En séquençant l'ADN des biofilms pour identifier les bactéries qui les constituaient, les biologistes ont découvert que certains groupes bactériens, tels que P3OB-42, Cutibacterium et Corynebacterium, étaient plus fréquents dans les aiguilles contenant de l'or : "Cela suggère que ces bactéries spécifiques à l'épicéa peuvent contribuer à transformer l'or soluble en particules solides à l'intérieur des aiguilles", explique Kaisa Lehosmaa.
Les gisements naturels libèrent des ions métalliques via l'oxydation et l'activité bactérienne dans l'environnement. Les ions migrent ensuite vers la surface : "Dans le sol, l'or est présent sous forme liquide et soluble. Transporté par l'eau, il pénètre dans les aiguilles d'épicéa. Les microbes de l'arbre peuvent ensuite précipiter cet or soluble en particules solides", conclut l'écologue à la tête de l'étude.
Les nanoparticules sont bien trop petites pour être collectées à des fins commerciales.
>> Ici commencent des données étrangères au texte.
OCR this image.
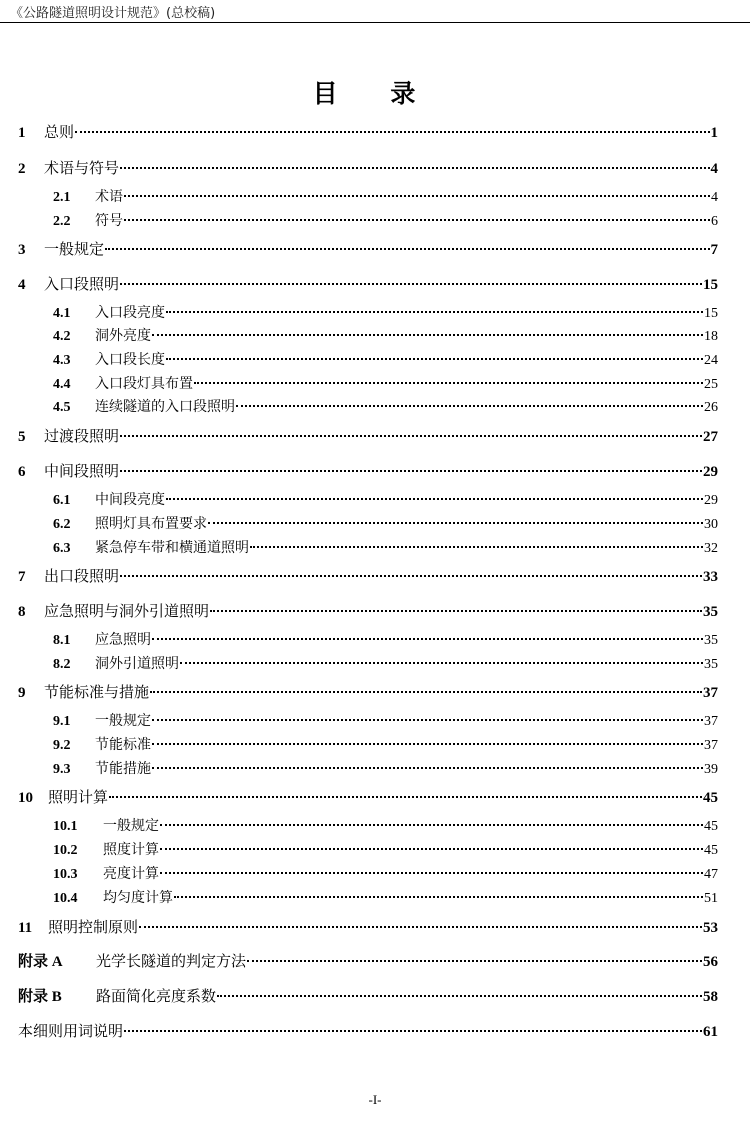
《公路隧道照明设计规范》(总校稿)
目 录
1	总则	1
2	术语与符号	4
2.1	术语	4
2.2	符号	6
3	一般规定	7
4	入口段照明	15
4.1	入口段亮度	15
4.2	洞外亮度	18
4.3	入口段长度	24
4.4	入口段灯具布置	25
4.5	连续隧道的入口段照明	26
5	过渡段照明	27
6	中间段照明	29
6.1	中间段亮度	29
6.2	照明灯具布置要求	30
6.3	紧急停车带和横通道照明	32
7	出口段照明	33
8	应急照明与洞外引道照明	35
8.1	应急照明	35
8.2	洞外引道照明	35
9	节能标准与措施	37
9.1	一般规定	37
9.2	节能标准	37
9.3	节能措施	39
10	照明计算	45
10.1	一般规定	45
10.2	照度计算	45
10.3	亮度计算	47
10.4	均匀度计算	51
11	照明控制原则	53
附录 A	光学长隧道的判定方法	56
附录 B	路面简化亮度系数	58
本细则用词说明	61
-I-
Cependant, leur présence pourrait mener vers une bioprospection plus douce en s'appuyant sur les arbres comme indicateurs naturels pour cibler les zones à potentiel aurifère. D'après Kaisa Lehosmaa, cela pourrait compléter les méthodes classiques d'exploration tout en limitant l'empreinte sur les milieux.
Enfin, ces résultats pourraient s'avérer très utiles dans le domaine de la dépollution : "L'étude de la biominéralisation nous permet également d'explorer comment les bactéries et les microbes vivant dans les mousses aquatiques pourraient contribuer à éliminer les métaux de l'eau", assure le Dr Lehosmaa.